Tankrabatt auf Spritpreise - ein Pro und Contra

Stand: 16.03.2022, 17:18 Uhr

In Deutschland steigen die Spritpreise in ungekannte Höhen. Bundesfinanzminister Christian Lindner (FDP) schlägt nun einen Tankrabatt für alle vor. Ein Pro und Contra.

Pro von Frank Wörner

Ich halte den Tankrabatt von Christian Lindner für eine gute Idee. Er lässt sich schnell umsetzten. Und er hilft allen, die viel fahren müssen. Und zwar JETZT.

Frank Wörner - Portrait

Frank Wörner - Moderation

DASS der Finanzminister eingreifen muss, ist für mich logisch: Denn er selbst profitiert am meisten von den hohen Spritpreisen! Durch Mehrwertsteuer und CO2-Abgabe nimmt der Staat heute bei jedem Liter Benzin oder Diesel fast 30 Cent mehr ein als vor knapp zwei Jahren! Ein Tankrabatt wäre also vor allem ein Rabatt auf die stark gestiegenen Steuern und Abgaben.

Und er würde die entlasten, die viel fahren müssen: Natürlich die, die auf ihr Auto angewiesen sind um zur Arbeit zu kommen. Aber auch zum Beispiel die Taxifahrerin, die plötzlich für 100 Kilometer Strecke zehn Euro mehr zahlt. Oder den Spediteur, der wegen der hohen Dieselpreise kurz vor der Pleite steht. Sie alle würden von dem Tankrabatt profitieren. Und zwar HEUTE - und nicht erst in ein paar Monaten, wenn sich die Koalition auf die perfekte, gerechte Lösung verständigt hat.
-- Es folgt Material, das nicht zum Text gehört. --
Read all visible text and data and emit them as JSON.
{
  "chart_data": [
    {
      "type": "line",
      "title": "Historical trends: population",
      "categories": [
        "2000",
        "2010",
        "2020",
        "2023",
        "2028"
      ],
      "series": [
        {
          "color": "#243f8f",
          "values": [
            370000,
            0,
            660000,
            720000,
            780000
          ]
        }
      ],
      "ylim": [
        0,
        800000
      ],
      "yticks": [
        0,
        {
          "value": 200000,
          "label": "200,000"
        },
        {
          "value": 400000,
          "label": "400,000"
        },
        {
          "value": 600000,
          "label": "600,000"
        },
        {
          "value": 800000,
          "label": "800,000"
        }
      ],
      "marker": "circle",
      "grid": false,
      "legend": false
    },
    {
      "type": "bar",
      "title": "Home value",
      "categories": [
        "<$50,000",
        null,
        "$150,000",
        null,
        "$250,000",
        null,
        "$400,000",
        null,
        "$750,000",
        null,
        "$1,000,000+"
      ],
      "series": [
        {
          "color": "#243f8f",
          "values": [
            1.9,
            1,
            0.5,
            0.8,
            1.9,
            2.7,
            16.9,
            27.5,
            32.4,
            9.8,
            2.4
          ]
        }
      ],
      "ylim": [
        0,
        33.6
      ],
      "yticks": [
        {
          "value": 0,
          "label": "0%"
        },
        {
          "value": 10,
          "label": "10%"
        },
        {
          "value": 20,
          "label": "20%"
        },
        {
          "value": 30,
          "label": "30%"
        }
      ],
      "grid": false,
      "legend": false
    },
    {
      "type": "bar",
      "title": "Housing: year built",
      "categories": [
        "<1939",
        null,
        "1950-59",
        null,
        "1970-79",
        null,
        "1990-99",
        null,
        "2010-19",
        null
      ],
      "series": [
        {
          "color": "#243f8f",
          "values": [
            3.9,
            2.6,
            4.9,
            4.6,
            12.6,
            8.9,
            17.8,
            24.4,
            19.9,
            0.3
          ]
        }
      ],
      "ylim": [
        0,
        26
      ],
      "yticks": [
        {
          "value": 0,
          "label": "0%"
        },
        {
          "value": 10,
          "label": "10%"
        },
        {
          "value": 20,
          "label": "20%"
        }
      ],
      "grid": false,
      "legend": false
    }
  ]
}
Man weiß ja wie lange so was dauert.

Langfristig gibt es vielleicht bessere Lösungen. Aber darum geht es ja nicht. Es geht um schnelle Hilfe für alle, die JETZT unter den hohen Spritpreisen leiden. Ich finde: Ein Tankrabatt ist dafür die beste Lösung!
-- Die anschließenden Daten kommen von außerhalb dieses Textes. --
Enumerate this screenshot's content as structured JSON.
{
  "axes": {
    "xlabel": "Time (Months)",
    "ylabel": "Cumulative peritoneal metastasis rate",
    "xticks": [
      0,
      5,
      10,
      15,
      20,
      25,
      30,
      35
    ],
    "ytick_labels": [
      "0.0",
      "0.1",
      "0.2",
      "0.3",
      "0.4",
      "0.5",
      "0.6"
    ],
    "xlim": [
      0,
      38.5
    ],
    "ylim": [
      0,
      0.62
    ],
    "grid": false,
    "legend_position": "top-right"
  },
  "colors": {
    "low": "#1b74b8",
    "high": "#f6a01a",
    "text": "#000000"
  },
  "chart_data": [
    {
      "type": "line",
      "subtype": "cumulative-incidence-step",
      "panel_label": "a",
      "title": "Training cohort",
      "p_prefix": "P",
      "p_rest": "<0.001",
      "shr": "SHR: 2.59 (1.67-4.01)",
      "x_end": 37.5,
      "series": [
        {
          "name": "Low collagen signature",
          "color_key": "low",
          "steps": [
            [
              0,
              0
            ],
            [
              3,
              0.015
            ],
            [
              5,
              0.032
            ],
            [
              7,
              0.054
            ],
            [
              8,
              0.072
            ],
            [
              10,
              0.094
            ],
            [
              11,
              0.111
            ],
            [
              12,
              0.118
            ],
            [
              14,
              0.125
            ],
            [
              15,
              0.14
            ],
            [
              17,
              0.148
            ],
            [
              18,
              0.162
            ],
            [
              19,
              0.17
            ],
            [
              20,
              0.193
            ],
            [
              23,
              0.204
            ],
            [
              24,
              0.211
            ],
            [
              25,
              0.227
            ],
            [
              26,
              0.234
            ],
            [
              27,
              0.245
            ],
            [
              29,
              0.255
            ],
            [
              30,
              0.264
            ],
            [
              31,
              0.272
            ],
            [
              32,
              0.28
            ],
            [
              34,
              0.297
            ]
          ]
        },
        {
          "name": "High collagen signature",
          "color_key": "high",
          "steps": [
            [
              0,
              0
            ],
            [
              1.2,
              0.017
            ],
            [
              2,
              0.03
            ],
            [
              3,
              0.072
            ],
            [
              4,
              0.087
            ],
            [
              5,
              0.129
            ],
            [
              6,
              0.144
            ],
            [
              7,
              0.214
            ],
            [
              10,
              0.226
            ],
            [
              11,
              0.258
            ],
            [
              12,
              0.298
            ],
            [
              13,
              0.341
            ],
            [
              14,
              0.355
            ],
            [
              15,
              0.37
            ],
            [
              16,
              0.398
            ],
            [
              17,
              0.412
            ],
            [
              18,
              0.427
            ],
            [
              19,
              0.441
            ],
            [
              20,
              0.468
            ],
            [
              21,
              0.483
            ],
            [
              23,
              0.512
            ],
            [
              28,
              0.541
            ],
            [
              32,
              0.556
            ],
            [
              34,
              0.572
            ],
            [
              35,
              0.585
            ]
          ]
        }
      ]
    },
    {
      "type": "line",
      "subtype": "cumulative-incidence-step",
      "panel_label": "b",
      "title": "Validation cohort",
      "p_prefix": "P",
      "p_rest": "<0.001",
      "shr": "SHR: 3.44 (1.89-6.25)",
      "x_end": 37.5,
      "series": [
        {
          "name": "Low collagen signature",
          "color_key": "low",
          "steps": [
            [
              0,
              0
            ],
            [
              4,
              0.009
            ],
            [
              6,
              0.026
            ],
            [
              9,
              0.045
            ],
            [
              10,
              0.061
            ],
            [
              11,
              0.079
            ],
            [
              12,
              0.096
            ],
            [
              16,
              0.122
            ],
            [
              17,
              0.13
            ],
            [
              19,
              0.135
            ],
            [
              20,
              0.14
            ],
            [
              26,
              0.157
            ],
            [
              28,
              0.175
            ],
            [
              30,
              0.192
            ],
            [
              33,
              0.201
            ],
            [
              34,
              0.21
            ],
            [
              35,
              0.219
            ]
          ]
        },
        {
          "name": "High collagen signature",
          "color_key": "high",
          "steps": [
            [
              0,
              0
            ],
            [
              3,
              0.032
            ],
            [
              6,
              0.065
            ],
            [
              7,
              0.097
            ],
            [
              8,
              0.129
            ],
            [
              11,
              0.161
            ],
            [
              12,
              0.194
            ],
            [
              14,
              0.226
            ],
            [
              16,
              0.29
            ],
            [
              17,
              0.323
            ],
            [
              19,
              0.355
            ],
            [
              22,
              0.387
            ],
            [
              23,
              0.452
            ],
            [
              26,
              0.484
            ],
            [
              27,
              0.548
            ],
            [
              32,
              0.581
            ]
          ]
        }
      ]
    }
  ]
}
Contra von Jörg Marksteiner

Jörg Marksteiner

Jörg Marksteiner

Der Tankzuschuss wäre vor allem eins: ungerecht! Klar, klingt das erst einmal verlockend und auch unbürokratisch, wenn beim Bezahlen an der Tankstelle direkt etwas abgezogen wird.

Das Problem ist nur: Entlastet werden nicht nur alle, die zwingend aufs Auto angewiesen sind: Außendienstler, Handwerker, Pendler, Speditionen oder Menschen auf dem Land. Nein, von diesen Milliarden-Subventionen würden auch und sogar besonders diejenigen profitieren, die diesen Zuschuss eigentlich gar nicht bräuchten: Haushalte mit ausreichend Einkommen -  oft mit mehreren Autos -  für die ein hoher Spritpreis bestenfalls ärgerlich ist, aber sicher kein existenzielles Problem. Ebenso wie notorische Kurzstreckenfahrer und Liebhaber von Spritschleudern: auch bei ihnen würde jeder getankte Liter bezuschusst.
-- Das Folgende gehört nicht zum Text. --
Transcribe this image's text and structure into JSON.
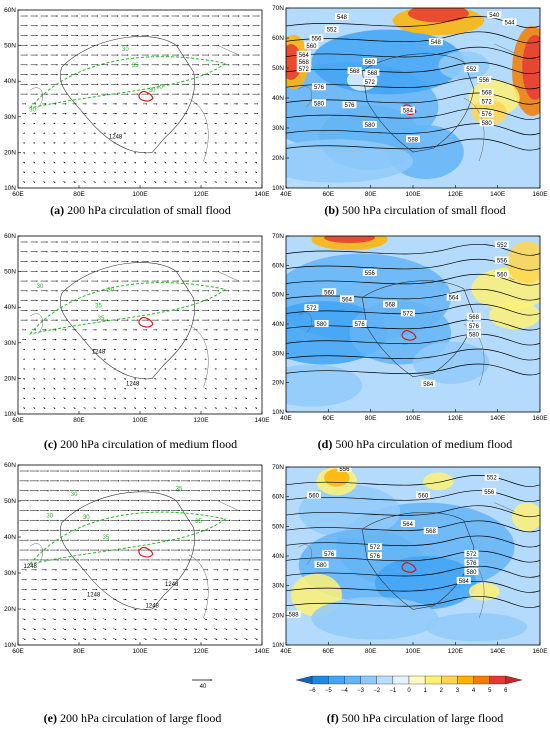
{
  "panels": [
    {
      "id": "a",
      "label": "(a)",
      "caption": "200 hPa circulation of small flood",
      "lats": [
        "60N",
        "50N",
        "40N",
        "30N",
        "20N",
        "10N"
      ],
      "lons": [
        "60E",
        "80E",
        "100E",
        "120E",
        "140E"
      ],
      "contours": [
        "30",
        "35",
        "35",
        "30",
        "30",
        "1248"
      ]
    },
    {
      "id": "b",
      "label": "(b)",
      "caption": "500 hPa circulation of small flood",
      "lats": [
        "70N",
        "60N",
        "50N",
        "40N",
        "30N",
        "20N",
        "10N"
      ],
      "lons": [
        "40E",
        "60E",
        "80E",
        "100E",
        "120E",
        "140E",
        "160E"
      ],
      "contours": [
        "548",
        "552",
        "556",
        "560",
        "564",
        "568",
        "572",
        "576",
        "580",
        "568",
        "572",
        "576",
        "580",
        "584",
        "588",
        "560",
        "568",
        "540",
        "544",
        "548",
        "552",
        "556",
        "568",
        "572",
        "576",
        "580"
      ]
    },
    {
      "id": "c",
      "label": "(c)",
      "caption": "200 hPa circulation of medium flood",
      "lats": [
        "60N",
        "50N",
        "40N",
        "30N",
        "20N",
        "10N"
      ],
      "lons": [
        "60E",
        "80E",
        "100E",
        "120E",
        "140E"
      ],
      "contours": [
        "30",
        "35",
        "35",
        "30",
        "1248",
        "1248"
      ]
    },
    {
      "id": "d",
      "label": "(d)",
      "caption": "500 hPa circulation of medium flood",
      "lats": [
        "70N",
        "60N",
        "50N",
        "40N",
        "30N",
        "20N",
        "10N"
      ],
      "lons": [
        "40E",
        "60E",
        "80E",
        "100E",
        "120E",
        "140E",
        "160E"
      ],
      "contours": [
        "552",
        "556",
        "560",
        "556",
        "560",
        "564",
        "572",
        "580",
        "576",
        "568",
        "572",
        "564",
        "568",
        "576",
        "580",
        "584"
      ]
    },
    {
      "id": "e",
      "label": "(e)",
      "caption": "200 hPa circulation of large flood",
      "lats": [
        "60N",
        "50N",
        "40N",
        "30N",
        "20N",
        "10N"
      ],
      "lons": [
        "60E",
        "80E",
        "100E",
        "120E",
        "140E"
      ],
      "contours": [
        "30",
        "35",
        "30",
        "35",
        "35",
        "30",
        "1248",
        "1248",
        "1248",
        "1248"
      ]
    },
    {
      "id": "f",
      "label": "(f)",
      "caption": "500 hPa circulation of large flood",
      "lats": [
        "70N",
        "60N",
        "50N",
        "40N",
        "30N",
        "20N",
        "10N"
      ],
      "lons": [
        "40E",
        "60E",
        "80E",
        "100E",
        "120E",
        "140E",
        "160E"
      ],
      "contours": [
        "556",
        "552",
        "556",
        "560",
        "560",
        "564",
        "568",
        "572",
        "576",
        "576",
        "580",
        "572",
        "576",
        "580",
        "584",
        "588"
      ]
    }
  ],
  "reference_vector": "40",
  "colorbar": {
    "ticks": [
      "−6",
      "−5",
      "−4",
      "−3",
      "−2",
      "−1",
      "0",
      "1",
      "2",
      "3",
      "4",
      "5",
      "6"
    ],
    "colors": [
      "#1565c0",
      "#1e88e5",
      "#42a5f5",
      "#64b5f6",
      "#90caf9",
      "#bbdefb",
      "#e3f2fd",
      "#fff9c4",
      "#fff176",
      "#ffd54f",
      "#ffb300",
      "#f57c00",
      "#e53935",
      "#c62828"
    ]
  },
  "colors": {
    "green": "#22bb22",
    "red": "#dd1111",
    "black": "#000000"
  }
}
Das ist sozial ungerecht, teuer sowieso und auch ökologisch fragwürdig. Denn wird der Benzinpreis staatlich gedeckelt, sinkt die Motivation zum Spritsparen, zum Langsamfahren, zum Auto-mal-stehenlassen oder Umsteigen auf sparsame Modelle.

Viel sinnvoller wäre es, nicht den Sprit zu subventionieren, sondern Betroffene mit einer direkten Zahlung zu unterstützen! Damit würde sparsames Verhalten belohnt und teure Mitnahme-Effekte vermieden!